On the job in Antarctica
A researcher’s field work makes for a prize-winning image
The two young scientists wave from the South Pole Telescope. Photo by Aman Chokshi.
As a “winterover scientist” at a U.S.-run Antarctic research station in 2020, Allen Foster, PhD ’23, helped operate the South Pole Telescope, which measures cosmic rays from the early Universe.
Every day, he and colleague Aman Chokshi of Australia walked 1,000 or so yards across the frozen landscape from the Amundsen–Scott South Pole station to the giant radio telescope. In temperatures of between -50 to -95 degrees F, they would clear the dish of snow and sometimes grease its gears to enable it to continue to sweep the cosmos.
One day, Chokshi set up a tripod to take a photo as the young researchers waved. Nature chose it as a finalist in its 2025 #ScientistAtWork photo competition, published in May.
“I’m sure we were working and noticed that the auroras were popping off so we decided to stop for a quick selfie!” Foster explained via email.
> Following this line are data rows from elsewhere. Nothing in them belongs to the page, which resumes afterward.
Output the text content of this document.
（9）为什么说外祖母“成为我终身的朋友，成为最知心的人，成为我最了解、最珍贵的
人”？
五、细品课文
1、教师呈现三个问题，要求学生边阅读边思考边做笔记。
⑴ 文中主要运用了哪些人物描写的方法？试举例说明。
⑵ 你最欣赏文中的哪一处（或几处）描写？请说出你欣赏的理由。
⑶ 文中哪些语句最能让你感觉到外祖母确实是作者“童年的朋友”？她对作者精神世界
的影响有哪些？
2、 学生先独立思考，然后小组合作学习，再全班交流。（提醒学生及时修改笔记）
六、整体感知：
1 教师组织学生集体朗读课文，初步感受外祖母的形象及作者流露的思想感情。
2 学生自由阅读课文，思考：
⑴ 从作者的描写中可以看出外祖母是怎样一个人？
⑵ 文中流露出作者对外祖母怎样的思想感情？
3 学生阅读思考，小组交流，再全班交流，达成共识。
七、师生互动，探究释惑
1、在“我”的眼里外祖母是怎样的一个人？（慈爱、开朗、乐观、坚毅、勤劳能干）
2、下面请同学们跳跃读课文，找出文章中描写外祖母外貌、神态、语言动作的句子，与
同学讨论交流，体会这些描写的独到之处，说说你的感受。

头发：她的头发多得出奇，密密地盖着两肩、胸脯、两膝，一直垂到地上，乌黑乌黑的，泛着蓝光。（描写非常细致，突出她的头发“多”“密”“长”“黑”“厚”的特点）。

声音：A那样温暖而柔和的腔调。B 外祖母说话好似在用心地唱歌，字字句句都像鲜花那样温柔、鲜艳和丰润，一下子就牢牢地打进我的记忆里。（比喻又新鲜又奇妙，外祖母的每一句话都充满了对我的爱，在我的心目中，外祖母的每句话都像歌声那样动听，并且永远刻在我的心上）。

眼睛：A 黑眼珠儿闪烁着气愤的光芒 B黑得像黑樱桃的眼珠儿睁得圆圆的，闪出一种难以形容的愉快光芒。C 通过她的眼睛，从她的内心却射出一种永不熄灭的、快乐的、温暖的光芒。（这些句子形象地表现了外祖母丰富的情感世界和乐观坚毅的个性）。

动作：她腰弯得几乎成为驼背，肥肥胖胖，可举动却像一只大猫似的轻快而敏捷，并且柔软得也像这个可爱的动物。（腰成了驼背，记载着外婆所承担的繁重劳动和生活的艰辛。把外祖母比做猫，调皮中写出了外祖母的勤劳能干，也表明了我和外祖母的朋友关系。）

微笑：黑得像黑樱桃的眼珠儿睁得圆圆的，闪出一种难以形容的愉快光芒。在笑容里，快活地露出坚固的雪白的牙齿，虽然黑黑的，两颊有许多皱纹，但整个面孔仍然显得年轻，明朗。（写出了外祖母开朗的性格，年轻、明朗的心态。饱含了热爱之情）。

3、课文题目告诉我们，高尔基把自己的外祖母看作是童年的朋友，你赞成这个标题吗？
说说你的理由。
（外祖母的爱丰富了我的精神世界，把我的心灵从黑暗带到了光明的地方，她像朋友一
Foster earned his doctorate in physics from Case and today is doing postdoctoral research for Princeton University in connection with a mountaintop observatory in Chile. The South Pole remains vivid in his memory.
“Even now, a few years later, I have these ‘flash backs’ to being in Antarctica,” he continued. “It’s just such a beautiful but unworldly place that really sticks with you.”